One of AZROUʹs activists, Ali Azadeh, has taken upon himself the job of teaching Amazigh "to anyone who believes himself to be Amazigh", wherever he may be, as the opportunity is better today than for decades to be more than just a curio for the tourists.

"Although it used to be forbidden to use Amazigh in daily life, it was employed to promote tourism, in signs, hotels and exhibitions," Azadeh added. This means of promoting tourism persisted, however, becoming an increasing source of income for ordinary people, to the extent that they themselves came to view their own culture, customs and traditions as nothing more than a commodity, as had been the case for decades before. It is this mind-set that AZROU, despite its limited resources, is seeking to change today.

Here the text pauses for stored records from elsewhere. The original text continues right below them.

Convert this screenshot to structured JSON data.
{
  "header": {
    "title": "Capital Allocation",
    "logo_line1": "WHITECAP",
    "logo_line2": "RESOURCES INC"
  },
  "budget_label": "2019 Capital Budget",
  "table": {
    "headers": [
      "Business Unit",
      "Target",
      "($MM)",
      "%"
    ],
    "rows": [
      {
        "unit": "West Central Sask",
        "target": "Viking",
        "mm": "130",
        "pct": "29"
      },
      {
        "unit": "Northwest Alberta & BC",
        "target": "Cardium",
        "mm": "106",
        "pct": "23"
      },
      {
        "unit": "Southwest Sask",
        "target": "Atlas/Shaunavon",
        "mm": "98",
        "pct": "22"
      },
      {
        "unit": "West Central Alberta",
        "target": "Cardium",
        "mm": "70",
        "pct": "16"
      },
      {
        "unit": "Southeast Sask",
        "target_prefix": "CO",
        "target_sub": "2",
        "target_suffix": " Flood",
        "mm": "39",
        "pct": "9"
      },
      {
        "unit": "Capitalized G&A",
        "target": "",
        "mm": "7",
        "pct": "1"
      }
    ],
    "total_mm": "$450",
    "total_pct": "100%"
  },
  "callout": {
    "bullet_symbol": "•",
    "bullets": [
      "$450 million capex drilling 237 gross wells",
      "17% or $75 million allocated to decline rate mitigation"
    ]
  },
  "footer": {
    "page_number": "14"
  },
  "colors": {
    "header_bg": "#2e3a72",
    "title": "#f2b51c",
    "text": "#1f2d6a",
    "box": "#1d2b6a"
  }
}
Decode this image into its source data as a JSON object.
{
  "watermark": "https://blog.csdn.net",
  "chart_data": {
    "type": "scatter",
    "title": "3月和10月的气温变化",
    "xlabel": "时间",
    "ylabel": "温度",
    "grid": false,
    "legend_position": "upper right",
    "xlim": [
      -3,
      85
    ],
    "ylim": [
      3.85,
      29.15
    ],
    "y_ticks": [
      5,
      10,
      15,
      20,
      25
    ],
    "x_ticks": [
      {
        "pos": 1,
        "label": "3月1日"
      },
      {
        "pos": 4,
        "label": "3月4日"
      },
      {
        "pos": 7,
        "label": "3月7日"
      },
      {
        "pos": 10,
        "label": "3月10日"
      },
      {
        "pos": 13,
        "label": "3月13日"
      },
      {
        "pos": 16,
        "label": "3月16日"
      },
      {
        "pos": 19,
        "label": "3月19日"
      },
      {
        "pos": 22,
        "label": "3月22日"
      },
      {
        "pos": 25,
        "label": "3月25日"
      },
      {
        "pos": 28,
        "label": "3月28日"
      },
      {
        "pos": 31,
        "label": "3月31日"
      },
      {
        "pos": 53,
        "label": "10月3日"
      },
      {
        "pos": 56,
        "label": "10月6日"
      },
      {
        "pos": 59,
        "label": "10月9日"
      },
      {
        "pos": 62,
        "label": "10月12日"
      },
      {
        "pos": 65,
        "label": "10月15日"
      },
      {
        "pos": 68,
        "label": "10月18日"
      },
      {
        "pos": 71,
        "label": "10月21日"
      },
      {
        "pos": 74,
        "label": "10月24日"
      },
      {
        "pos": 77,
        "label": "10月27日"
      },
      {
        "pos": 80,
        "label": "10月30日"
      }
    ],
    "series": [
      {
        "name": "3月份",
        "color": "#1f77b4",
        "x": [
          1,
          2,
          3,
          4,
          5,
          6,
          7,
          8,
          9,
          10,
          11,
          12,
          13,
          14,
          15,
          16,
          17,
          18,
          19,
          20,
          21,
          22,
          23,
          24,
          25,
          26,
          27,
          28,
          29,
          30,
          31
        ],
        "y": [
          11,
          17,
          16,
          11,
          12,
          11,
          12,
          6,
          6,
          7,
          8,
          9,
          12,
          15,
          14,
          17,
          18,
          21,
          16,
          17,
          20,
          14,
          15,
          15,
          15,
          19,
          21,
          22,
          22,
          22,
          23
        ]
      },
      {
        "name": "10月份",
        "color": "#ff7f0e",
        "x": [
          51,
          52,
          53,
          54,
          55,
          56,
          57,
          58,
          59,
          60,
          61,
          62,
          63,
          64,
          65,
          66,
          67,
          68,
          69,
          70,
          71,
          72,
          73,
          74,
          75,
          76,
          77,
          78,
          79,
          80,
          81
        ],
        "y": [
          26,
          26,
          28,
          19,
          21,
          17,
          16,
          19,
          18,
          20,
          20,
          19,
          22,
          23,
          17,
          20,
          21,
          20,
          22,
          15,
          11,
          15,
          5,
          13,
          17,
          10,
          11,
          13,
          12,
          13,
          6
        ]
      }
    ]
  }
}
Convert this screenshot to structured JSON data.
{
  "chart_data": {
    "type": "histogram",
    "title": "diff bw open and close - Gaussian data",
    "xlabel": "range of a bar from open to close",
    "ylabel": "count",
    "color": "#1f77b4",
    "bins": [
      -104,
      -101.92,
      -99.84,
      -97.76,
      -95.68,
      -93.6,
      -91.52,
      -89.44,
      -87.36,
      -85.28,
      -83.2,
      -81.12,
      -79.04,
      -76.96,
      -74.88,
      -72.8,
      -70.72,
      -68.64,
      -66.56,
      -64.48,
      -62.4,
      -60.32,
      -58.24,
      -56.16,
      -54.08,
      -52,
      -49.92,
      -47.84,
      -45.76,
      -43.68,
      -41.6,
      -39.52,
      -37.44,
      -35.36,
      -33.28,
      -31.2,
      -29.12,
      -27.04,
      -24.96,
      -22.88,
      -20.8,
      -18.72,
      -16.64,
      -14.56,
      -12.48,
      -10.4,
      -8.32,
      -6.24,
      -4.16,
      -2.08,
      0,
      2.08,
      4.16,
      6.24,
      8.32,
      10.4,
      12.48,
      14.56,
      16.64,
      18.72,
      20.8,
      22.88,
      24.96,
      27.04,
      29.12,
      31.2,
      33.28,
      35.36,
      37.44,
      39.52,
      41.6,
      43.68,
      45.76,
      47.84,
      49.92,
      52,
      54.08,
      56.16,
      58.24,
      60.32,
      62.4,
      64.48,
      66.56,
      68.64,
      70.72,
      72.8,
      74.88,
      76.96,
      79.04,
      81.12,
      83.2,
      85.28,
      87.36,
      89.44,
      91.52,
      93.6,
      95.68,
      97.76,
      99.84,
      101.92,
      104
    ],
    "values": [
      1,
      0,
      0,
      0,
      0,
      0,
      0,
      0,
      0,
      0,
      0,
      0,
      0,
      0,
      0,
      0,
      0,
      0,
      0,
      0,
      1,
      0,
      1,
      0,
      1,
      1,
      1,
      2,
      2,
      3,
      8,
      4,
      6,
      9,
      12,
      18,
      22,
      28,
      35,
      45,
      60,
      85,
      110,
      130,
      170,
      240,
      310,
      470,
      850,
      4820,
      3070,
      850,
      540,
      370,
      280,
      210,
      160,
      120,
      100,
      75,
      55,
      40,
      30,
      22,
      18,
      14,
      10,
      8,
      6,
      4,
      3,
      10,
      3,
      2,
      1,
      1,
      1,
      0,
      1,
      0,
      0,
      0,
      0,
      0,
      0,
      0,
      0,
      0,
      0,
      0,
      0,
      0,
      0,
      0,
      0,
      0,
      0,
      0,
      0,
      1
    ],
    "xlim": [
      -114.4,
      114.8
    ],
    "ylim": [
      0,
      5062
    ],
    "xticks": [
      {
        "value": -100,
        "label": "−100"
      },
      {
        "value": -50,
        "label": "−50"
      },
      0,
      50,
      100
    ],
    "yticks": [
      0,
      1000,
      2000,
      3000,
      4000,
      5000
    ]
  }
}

To date, AZROU has taught dozens of students to write Amazigh and has given lectures at higher education institutions in the governorate of Gabes. They are limited only by the modest resources at their disposal. According to AZROʹs president, "Young people and those who donʹt have Arab nationalist, Islamist or Muslim Brotherhood ideologies welcome the chance to learn the language."

Azadehʹs passion (he wears rings adorned with Amazigh symbols), is not constrained by AZROʹs small budget, however. Indeed, he does all he can to educate anyone interested. He even taught a group in Tunis where he worked in a bakery before his retirement. He still helps with translation queries from anyone who contacts him, whether face-to-face or via Facebook.

Have the campaigners achieved their goal?

According to the records of the International Working Group on Indigenous Affairs, Tunisia voted in favour of the United Nations Declaration on the Rights of Indigenous Peoples (UNDRIP) in 2007, but few citizens or lawmakers are aware of this, nor has it been applied in the local courts.

Logo of AZROU, an organisation aimed at fostering the Amazigh language and culture in Tunisia (source: AZROU; Facebook)
شعار جمعية "أزرو" للثقافة الأمازيغية: يقول رئيس الجمعية عرفات المحروق إن أهالي منطقة "الزراوة" في تونس يتحدثون اللغة الأمازيغية من "المهد"، وذلك قبل أن يتعلموا اللغة العربية في المدرسة، ولكن أحداً لم يكُن يعرف كيفية كتابتها، وذلك ناتج بطبيعة الحال، بحسب رأيه، عن السياسات التي اتبعها أول رئيس لتونس الحبيب بورقيبة.

After the outbreak of the revolution and the emergence in public of voices which had hitherto been secret, there are now ten cultural associations in Tunisia aimed at preserving and promoting Amazigh language and culture.

For all that, the most important document in the country, namely the new constitution, which was ratified by parliament in 2014, made no reference to the Amazigh dimension whatsoever. In fact, the constitution specified Tunisiaʹs "cultural and historical belonging to the Arab and Islamic nation". Moreover, it mentioned the Maghreb Union as "a step towards Arab unity", in contrast to the new Moroccan constitution, which states:

"The Kingdom of Morocco is a sovereign Islamic state, enjoying national unity and territorial integrity, maintaining the cohesion and diversity of its national identity and united by the sum of all its component parts, Arab, Islamic, Amazigh, Sahrawi and Hassani and enriched by its African, Andalusian, Hebrew and Mediterranean heritages". Clause 5 affirms that "Amazigh is also an official language, a common asset of all Moroccans without exception".

It is worth mentioning that the writer of this piece tried to contact the Tunisian Ministry of Cultureʹs spokesperson, but without success.

Hisham Ghrairi, who left the country after losing his job as a tour guide, says that the two former regimes stripped the Amazigh people of "their most beautiful possession", namely their culture. Will the coming years see its revival?